Blue building foundation for '06 Grey Cup

PAUL FRIESEN -- Winnipeg Sun

, Last Updated: 7:28 AM ET

It didn't get any play in the unveiling of the team's financial statement the other day.

Yet it's as critical to the long-term success of the Winnipeg Blue Bombers as any other line in the CFL club's budget.

It should make multi-year, six-figure contracts like the one signed yesterday by running back Charles Roberts more common down the road.

It's the Bombers stabilization fund. Some refer to it as a rainy-day fund.

Bomber president/CEO Lyle Bauer likes to call it the war chest.

Currently, it contains a balance of around $1 million -- not bad when you consider where this franchise was just five years ago, but still just a fraction of what the Bombers would like it to be.

Without the fund, this team is constantly treading water, inhaling mouthfuls of the stuff every time it has a down year at the box office.

With it, the community-owned franchise can compete with the big fish in the CFL pond -- the Montreal Alouettes, Toronto Argonauts, B.C. Lions and Edmonton Eskimos.

At least, that's the idea.

"It's going to be extremely important," Bauer was saying yesterday. "All signs point to escalating costs. All you have to do is look at the free agent market this winter."

In case you hadn't noticed, CFL teams have been throwing loonies at everything that moves. Even cornerbacks and backup quarterbacks are worth six-figure contracts these days.

If a privately owned team (hello, Calgary) needs a starting quarterback to give it instant credibility, it only has to raid the community-owned team (sorry, Saskatchewan) which can't afford to pay him as much.

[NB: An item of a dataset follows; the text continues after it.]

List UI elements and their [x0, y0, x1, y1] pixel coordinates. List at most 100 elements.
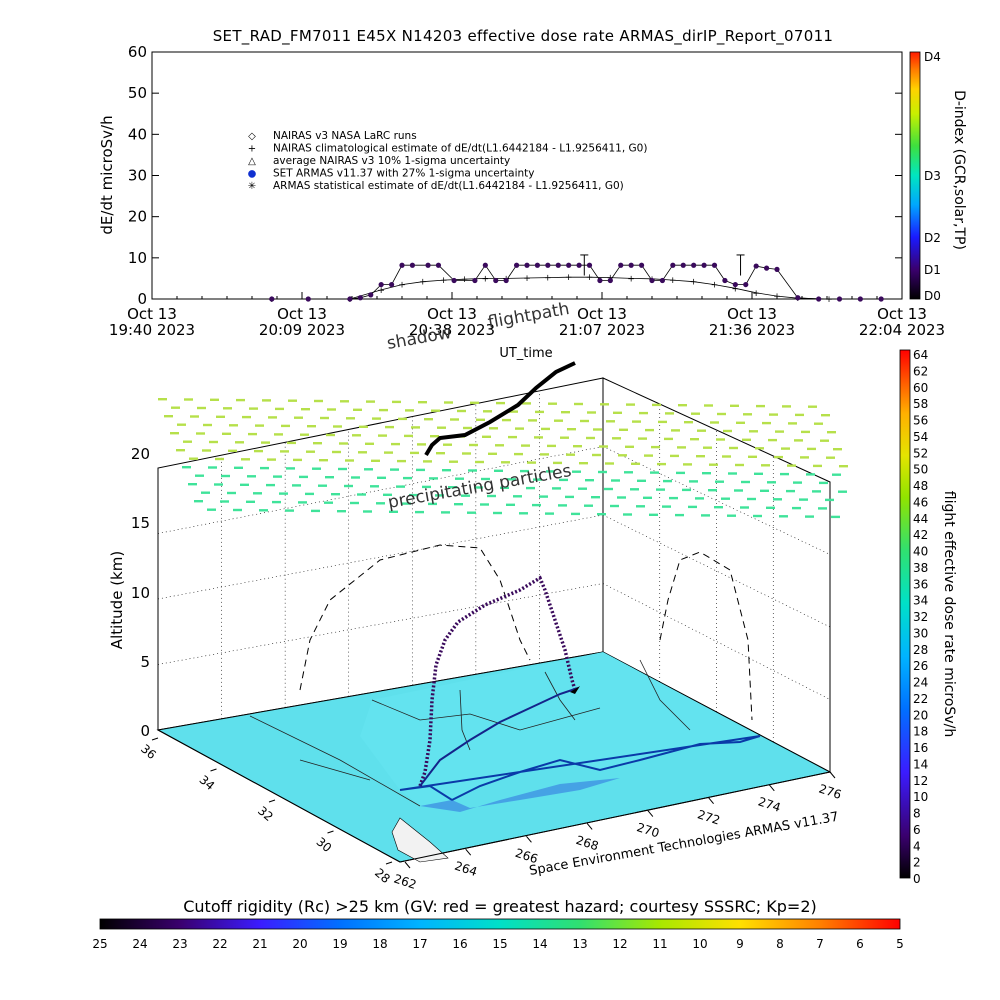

The Bombers appear to be adopting the philosophy, "If you can't beat 'em, join 'em." Or at least, spend like 'em.

ONLY FOR EMERGENCIES

Roughly one-third of the team's stabilization fund (around $300,000) is highly restricted. It's only there for emergencies.

The rest, though, could be used for anything from attracting a Rolling Stones concert to signing a marquee player.

There's one hitch, though.

"It won't be accessible until we get on the black side of the ledger," Bauer said.

So when the team finally erases the $217,788 debt still on its books, it can begin dipping into the fund.

Let's see ... if the Bombers have even a decent 2005, they should be able to stand up and declare themselves debt-free sometime early next year -- just in time to begin hyping Grey Cup '06.

You all remember where Grey Cup '06 will be played, don't you?

And wouldn't it be something to have the host team actually playing in the game? Would sure guarantee we wouldn't have another '98 debacle, when barely 34,000 fans bought tickets for the big game, the smallest Cup crowd in the last 29 years.

So if, next February, coach Jim Daley and GM Brendan Taman figure they're an all-star or two away from being a legitimate Cup contender, maybe they'll ask for a little extra cash from the vault to sign a marquee free agent or two -- and the salary cap be damned.

Yes, we're getting a little ahead of ourselves, here. Who knows, the CFL might actually have an enforceable cap by then -- and pigs will fly.

You get the picture, though.

The Eskimos earlier this year announced their stabilization fund had reached $7.3 million. The last time they missed the playoffs -- 34 years ago.

"You don't see Edmonton lose too many free agents," Bauer said. "They don't usually start the war, but they usually win it."

You get the impression, though, that the Bombers are quietly gearing up for a fight.

One that could start as early as 2006.